In contrast, 38% of the isolates were found to be resistant to oxacillin in a study conducted in Portugal (Pereira et al., 2009). Peles et al. (2007) found the S. aureus strains isolated from the milk of mastitic cows, and the bulk tank milk to be sensitive to methicillin, cefoxitin, tetracycline and erythromycin, while penicillin resistance was found to be prevalent among the isolates in a similar manner. The fact that the isolates were found to be highly resistant (83.3%) to one or more of the antibiotics tested in a study carried out by Can and Çelik (2012) shows similarity with the findings of our study. Unlike our study, some researchers found MRSA in raw meat, chicken meat, raw milk, dairy and soy products (Can and Çelik, 2012; de Boer et al., 2009; Gundogan et al., 2005; Gündoğan et al., 2006; Gücükoğlu et al., 2013; Hanson et al., 2011; Pereira et al., 2009; Tang et al., 2015).
In this study, dendogram of PFGE patterns of S. aureus strains was also performed. SmaI restriction enzyme was used in PFGE method. Nine major patterns were determined in 40 strains. In 3 of the patterns there was a strain closely related to the main cluster. In 6 of the patterns, the number of strains changed between 2-16 and thirty-six strains (90%) had identical PFGE profiles. Two major groups were detected when the similarity coefficient was evaluated as 85% and above. The first group was consisted of 4 strains with a similarity rate of 88%, and the second group was consisted of 36 strains with a similarity rate of 90% (Fig. 2).
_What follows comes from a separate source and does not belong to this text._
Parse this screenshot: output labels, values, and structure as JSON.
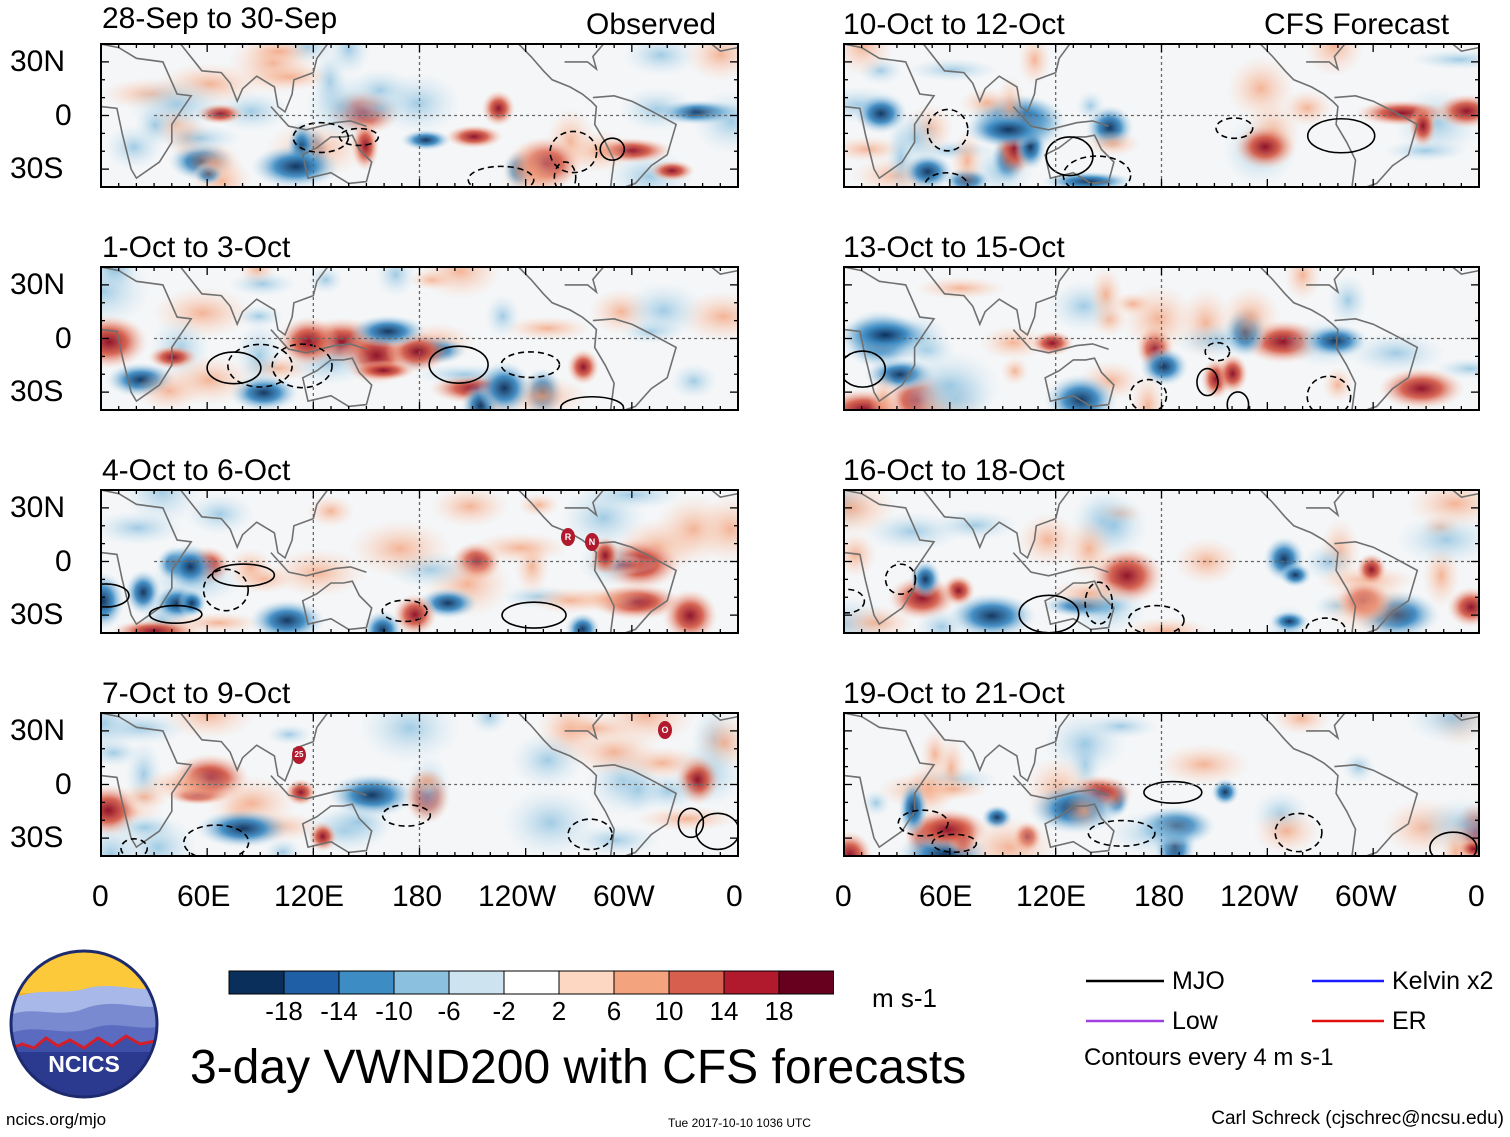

These results point out that S. aureus strains resistant to antibiotics may be not only nosocomial borne, but also present in food. Although our study is a limited research about the occurence of S. aureus in different foods, these analysed foods are usually consumed by local people in this area. As a result, we think the fact that resistance rates against tested antibiotics among the isolates were found to be high, and the multidrug-resistant S. aureus strains were also found is an important problem that should be overemphasised in terms of public health and food safety.